Recognizing My Internal "Racism" As An Asian Woman Is The Only Way for Me to Fix It

When I wrote my story for xoJane, I did so to spark dialogue and because I know that honestly and brutally looking at my issues is the only way to go about changing myself and spurring debate.
Publish date:
September 4, 2012
IHTM, jenny an, internal racism

"I'm an Asian Woman and I Refuse to Ever Date an Asian Man" was an indictment of myself -- and an indictment of the racism exhibited every time minorities say, "I don't date my own race because..."

I can't tell you how many times I've heard that "Western features are just more attractive." When we accept that, we're willingly accepting White Supremacy -- the idea that being white is the cultural normal -- into our lives without questioning it.

Lots of minorities engage in this.
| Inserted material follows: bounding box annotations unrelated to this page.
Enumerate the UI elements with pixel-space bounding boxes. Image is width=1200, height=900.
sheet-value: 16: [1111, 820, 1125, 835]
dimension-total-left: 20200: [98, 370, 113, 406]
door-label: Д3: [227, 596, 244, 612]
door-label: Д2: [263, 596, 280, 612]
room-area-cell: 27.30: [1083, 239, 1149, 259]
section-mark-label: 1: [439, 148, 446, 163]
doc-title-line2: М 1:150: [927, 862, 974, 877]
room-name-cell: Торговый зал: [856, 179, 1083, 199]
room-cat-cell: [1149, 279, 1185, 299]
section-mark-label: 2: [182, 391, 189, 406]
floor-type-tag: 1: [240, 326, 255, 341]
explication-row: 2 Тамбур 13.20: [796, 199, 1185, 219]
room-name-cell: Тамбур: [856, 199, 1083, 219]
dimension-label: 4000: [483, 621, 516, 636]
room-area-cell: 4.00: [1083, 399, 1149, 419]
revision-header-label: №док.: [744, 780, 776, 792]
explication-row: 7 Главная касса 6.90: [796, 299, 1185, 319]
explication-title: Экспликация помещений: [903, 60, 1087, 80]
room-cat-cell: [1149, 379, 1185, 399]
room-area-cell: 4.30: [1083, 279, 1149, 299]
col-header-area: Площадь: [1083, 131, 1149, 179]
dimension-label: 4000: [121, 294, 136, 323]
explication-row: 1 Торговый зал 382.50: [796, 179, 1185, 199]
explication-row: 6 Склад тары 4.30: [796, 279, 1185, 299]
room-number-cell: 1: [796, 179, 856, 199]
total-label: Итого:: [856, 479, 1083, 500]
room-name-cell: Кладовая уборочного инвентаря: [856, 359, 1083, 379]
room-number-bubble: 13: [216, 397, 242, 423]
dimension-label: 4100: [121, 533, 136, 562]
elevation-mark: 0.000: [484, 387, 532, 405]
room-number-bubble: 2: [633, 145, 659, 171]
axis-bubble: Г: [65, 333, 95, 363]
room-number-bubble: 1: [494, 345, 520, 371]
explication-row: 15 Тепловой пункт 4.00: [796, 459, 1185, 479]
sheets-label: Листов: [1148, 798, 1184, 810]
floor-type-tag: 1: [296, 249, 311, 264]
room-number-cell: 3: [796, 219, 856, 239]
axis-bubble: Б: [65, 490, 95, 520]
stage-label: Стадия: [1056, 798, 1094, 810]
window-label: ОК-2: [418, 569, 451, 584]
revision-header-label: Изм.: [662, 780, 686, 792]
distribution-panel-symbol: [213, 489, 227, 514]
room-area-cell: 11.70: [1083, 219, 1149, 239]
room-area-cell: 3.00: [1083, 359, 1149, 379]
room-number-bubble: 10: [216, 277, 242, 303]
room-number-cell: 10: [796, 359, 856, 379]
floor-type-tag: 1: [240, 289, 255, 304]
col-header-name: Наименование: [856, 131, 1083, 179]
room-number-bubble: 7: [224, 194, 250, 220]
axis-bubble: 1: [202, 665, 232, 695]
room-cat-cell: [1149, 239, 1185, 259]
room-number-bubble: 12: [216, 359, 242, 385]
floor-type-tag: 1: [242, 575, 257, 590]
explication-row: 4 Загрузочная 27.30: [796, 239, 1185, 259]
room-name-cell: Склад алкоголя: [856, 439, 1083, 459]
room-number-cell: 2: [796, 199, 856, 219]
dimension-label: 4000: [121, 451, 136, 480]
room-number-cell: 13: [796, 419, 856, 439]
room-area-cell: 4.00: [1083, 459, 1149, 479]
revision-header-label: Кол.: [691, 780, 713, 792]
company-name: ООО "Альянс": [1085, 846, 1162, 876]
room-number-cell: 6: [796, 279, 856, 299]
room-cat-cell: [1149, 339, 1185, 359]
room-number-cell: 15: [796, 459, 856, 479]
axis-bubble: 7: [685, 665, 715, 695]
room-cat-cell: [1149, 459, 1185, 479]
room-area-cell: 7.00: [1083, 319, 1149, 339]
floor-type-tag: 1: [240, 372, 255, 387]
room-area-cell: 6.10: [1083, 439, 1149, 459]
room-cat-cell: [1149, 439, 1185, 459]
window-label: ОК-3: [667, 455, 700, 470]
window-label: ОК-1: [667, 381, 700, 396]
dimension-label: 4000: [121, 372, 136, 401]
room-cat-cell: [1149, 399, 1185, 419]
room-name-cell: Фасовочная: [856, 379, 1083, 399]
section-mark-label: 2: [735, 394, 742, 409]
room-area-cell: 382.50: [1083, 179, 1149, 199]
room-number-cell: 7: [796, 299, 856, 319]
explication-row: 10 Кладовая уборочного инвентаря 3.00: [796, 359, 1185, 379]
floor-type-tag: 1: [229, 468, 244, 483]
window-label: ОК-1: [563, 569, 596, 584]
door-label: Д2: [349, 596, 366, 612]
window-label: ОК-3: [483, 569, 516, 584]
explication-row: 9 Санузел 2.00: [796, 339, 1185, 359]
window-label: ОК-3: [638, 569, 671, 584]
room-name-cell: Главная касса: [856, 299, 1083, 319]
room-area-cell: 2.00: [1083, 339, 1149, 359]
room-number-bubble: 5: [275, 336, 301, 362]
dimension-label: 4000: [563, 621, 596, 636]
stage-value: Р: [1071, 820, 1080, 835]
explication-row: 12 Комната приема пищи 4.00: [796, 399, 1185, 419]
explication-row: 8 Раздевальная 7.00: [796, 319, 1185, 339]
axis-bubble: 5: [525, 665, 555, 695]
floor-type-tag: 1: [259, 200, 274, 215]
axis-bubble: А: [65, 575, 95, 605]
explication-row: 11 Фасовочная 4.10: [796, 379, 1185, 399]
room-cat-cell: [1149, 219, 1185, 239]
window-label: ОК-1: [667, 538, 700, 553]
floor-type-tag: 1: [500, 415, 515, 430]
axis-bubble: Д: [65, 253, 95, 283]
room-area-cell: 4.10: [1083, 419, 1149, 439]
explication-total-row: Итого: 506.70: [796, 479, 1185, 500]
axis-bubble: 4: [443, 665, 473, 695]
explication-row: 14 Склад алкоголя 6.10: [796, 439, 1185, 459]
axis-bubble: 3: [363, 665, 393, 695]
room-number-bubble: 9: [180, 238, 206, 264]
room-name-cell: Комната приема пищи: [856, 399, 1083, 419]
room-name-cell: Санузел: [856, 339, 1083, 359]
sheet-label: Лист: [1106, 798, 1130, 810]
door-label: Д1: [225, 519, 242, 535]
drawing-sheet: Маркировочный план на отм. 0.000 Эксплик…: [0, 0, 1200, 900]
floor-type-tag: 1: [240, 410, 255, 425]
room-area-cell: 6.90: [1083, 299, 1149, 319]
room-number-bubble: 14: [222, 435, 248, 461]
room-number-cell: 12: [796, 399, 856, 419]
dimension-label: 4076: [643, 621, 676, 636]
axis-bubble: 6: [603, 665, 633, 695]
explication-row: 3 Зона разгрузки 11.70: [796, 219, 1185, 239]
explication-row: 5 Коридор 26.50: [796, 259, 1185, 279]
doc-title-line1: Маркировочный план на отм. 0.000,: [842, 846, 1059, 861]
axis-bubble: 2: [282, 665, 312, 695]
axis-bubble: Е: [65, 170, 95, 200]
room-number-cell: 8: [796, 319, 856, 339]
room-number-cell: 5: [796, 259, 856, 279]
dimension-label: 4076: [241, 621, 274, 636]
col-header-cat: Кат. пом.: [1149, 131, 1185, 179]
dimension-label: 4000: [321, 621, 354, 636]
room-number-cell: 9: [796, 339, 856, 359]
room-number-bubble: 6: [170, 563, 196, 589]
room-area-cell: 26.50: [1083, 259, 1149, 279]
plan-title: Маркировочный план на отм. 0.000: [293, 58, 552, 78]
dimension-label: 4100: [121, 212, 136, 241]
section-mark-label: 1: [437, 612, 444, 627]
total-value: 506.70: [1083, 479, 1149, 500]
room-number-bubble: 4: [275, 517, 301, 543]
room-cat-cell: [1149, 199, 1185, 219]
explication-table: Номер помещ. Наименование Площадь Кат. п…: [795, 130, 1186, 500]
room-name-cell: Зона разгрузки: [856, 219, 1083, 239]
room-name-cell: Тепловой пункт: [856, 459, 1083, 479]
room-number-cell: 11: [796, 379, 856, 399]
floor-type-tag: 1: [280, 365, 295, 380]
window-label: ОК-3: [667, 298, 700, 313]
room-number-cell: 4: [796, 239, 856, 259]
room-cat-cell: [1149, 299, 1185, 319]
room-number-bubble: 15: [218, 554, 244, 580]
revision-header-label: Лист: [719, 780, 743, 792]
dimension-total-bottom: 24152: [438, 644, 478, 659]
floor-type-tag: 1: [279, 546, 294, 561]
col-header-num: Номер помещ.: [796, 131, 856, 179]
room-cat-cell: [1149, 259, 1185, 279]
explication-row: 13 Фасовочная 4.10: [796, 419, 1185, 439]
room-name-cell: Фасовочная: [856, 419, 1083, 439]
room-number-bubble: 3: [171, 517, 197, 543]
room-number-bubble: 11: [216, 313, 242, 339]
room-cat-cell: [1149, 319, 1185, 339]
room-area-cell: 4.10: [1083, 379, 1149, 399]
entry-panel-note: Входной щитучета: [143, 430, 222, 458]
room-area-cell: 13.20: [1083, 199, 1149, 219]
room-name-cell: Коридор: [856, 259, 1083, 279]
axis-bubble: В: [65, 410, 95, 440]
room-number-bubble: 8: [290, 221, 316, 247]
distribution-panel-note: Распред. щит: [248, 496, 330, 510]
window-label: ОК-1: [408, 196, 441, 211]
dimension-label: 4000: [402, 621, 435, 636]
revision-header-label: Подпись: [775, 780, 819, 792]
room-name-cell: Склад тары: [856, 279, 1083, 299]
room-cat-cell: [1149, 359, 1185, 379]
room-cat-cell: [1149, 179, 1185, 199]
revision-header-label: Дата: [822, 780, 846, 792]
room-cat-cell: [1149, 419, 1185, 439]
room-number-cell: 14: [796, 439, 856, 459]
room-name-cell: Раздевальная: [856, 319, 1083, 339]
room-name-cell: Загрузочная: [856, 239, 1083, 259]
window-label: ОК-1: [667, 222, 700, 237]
And it's easy to hide behind "It's just personal preference" or we didn't like the culture we grew up in. I wanted to show that personal preference has much deeper implications.

Because let me blow your mind here: I've dated an Asian guy before. I know! Shocker! Writers create characters. Call it first-person character, a writerly persona, performance art, whatever. Stir in some strong statements to make it more bloggable, call it a troll if you will. Or call it saying: I'd never, ever, ever do this, but it's just, yeah, I don't do it all that often.

The character embodies thoughts of self-race annihilation I've considered, especially when I was younger, because it would take a lot stronger of a person than I am to never wonder, "Would my life have been easier if I were white?"

Because being a minority is a constant reminder that you're different, an outsider, whether it's when people catcall you in the street "ni hao" or when people's question on a job interview is, "What is your heritage?"

I wrote this story because I've also been that person who says, "Oh, I'd never date an Asian guy! It's just not my thing!" -- and I'm owning my shit. And that's just what it is. Not bragging rights. Not something to be proud of. But a reality. My own personal dumb shit that I've also heard from my Asian female (and male) friends before. I've heard a lot of Asian male friends complain about it.

Lots of people don't realize that it's a manifestation of self-racism. I wanted to show that. To admit that when I say that, I was racist, too.

That is how racism works. It creates self-racism.


The Asian-American experience is different, and I wouldn't change my real-life upbringing. But I think that people shouldn't always have to love it all the time and should be allowed to say it without supposedly setting back the community.

I think people should be allowed to be disappointed at feeling different. It's a testament to the damaging power of racism.

And I think knowing what you're feeling when you say you prefer people who look differently than you -- is feeling that what you look like is less than.

The article is written not as a proclamation that being Asian is bad. It is written to know otherness and that often, that manifests in self-loathing.

I wish someone would have told me earlier that these feelings of otherness are normal, that you just have to recognize them and be truthful. That those feelings are internalized racism so you can resolve them to expunge yourself of it.

Until I could say out loud that I was racist toward Asians, I couldn't accept my Asian-American self.


The movies, magazines and culture at large proclaim that white is the norm, and that's dangerous. But it's even more dangerous to not acknowledge that it plays in our brains.

It's important to see how the world around us pushed minorities on their way toward "assimilation," that ridiculous "to celebrate" thing. To acknowledge that it is white norms telling us what is normal is the first step to breaking out of that internal racism. You have to know thy enemy.

Even when the enemy is thyself.

Of course it's destructive to think that white culture is all there is to culture. That's the fucking point of the story. I assumed we were at a place in race real-talk where it could be assumed that it's unhealthy. Apparently, not.

Nobody wants to be a racist. And by proclaiming my character as one, I thought I was stating that the position I was presenting was in the wrong. I didn't think I needed to unpack that one.


And on the note of Asian men specifically, clearly, they should be who they are. If there has ever been a case of, "It's not you, it's me" -- this is it. They should just not date girls with fucked up race issues. Yeah, don't do that.